À la fin de la décennie 2000, le contexte national n'était plus propice au développement de l'aérien. Tout retour de la compagnie à l'équilibre était devenu illusoire dans un contexte régional instable. Le « printemps yéménite » de 2011-2012 fit long feu et la guerre civile démarra à la suite du coup d'État des houthistes en septembre 2014 et à l'intervention de la coalition militaire emmenée par l'Arabie saoudite en mars 2015.
Rapidement, Yemenia devint pour les belligérants un objet de convoitise. La compagnie aérienne symbolisait l'État et sa (relative) souveraineté, au moment où chacune des parties cherchait à s'ériger en défenseur de l'intérêt national. Les houthistes, groupe rebelle qui contrôlait Sanaa, avaient alors à cœur de démontrer leur sens des responsabilités, laissant d'abord Yemenia opérer de façon indépendante. Mais la compagnie finit aussi par leur échapper totalement du fait de la fermeture de l'aéroport de Sanaa, devenue pérenne en août 2016 suite à une décision des Saoudiens et des bombardements successifs des installations. Dès lors, pour les habitants du nord du pays et de la capitale, l'aspiration à la reprise des vols depuis Sanaa devenait un enjeu primordial.
Yemenia opérait alors seulement depuis les zones sous le contrôle des adversaires des houthistes — Aden et la province orientale du Hadramaout —, mais gardait une partie de ses services administratifs et financiers à Sanaa. L'armée saoudienne et les assurances interdisaient en outre à ses avions de stationner sur le territoire yéménite, y compris pour une nuit, induisant des coûts de parking élevés dans les aéroports de la région, en particulier à Amman.
En décembre 2020, l'attaque vraisemblablement menée par les houthistes contre l'aéroport d'Aden, au moment où les membres du gouvernement débarquaient d'un vol Yemenia, fit 28 morts, parmi lesquels des officiels, mais n'endommagea pas l'appareil. Face à une crise persistante, la compagnie apparaissait désormais comme une coquille vide. Elle avait cédé une partie de sa flotte, voyait les coûts d'assurance exploser et réduisait à l'extrême ses activités, tout en continuant à être un lien indispensable avec le monde extérieur.

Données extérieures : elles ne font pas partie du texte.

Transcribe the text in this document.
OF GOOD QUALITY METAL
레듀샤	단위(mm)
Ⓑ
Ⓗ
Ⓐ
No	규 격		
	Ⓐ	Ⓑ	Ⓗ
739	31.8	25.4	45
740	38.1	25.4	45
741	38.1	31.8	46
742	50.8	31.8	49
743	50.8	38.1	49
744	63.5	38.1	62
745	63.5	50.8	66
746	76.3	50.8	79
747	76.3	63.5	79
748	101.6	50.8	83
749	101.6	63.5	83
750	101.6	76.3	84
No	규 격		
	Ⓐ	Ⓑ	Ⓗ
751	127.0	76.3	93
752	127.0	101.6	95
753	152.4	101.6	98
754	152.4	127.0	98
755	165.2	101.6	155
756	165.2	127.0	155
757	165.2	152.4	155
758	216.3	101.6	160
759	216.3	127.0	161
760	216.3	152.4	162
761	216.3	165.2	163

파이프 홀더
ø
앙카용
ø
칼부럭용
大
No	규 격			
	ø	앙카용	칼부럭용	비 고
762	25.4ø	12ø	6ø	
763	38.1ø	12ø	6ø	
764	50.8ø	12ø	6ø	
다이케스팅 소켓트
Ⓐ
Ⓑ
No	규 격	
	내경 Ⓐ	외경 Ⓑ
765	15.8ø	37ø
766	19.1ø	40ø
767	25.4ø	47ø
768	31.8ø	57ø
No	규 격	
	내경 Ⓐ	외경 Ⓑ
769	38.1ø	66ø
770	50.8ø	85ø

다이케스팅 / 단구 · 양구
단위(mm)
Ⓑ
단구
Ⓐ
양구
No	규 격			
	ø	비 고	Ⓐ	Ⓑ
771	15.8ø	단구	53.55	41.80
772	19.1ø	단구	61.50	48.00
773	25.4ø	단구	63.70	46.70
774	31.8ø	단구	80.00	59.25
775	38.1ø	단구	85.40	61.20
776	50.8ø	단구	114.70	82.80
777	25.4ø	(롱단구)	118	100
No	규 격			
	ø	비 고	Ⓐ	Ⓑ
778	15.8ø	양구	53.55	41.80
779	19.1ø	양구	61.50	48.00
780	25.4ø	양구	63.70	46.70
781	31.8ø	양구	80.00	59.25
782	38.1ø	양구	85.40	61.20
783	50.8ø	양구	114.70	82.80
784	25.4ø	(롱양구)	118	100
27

En temps de guerre, Yemenia était aussi un enjeu financier. Elle représentait une source de liquidités pour les belligérants. Les scandales de corruption depuis 2015 avaient déjà fragilisé l'assise du président Abd Rabbo Mansour Hadi, remplacé en 2022 à la tête de l'État reconnu par la communauté internationale par un Conseil présidentiel. Son fils Jalal était ainsi notoirement lié à des contrats exorbitants de fourniture de carburant à Yemenia. Du fait d'une offre limitée et de beaucoup de demandes, les prix des billets étaient eux-mêmes très élevés. Cela suscitait le mécontentement des passagers, également confrontés à des retards, des annulations et un service dégradé. Les incidents de sécurité se multipliaient : en 2019, des pneus avaient éclaté à l'atterrissage d'un appareil au Caire. Un an plus tard, un moteur s'était éteint en plein vol.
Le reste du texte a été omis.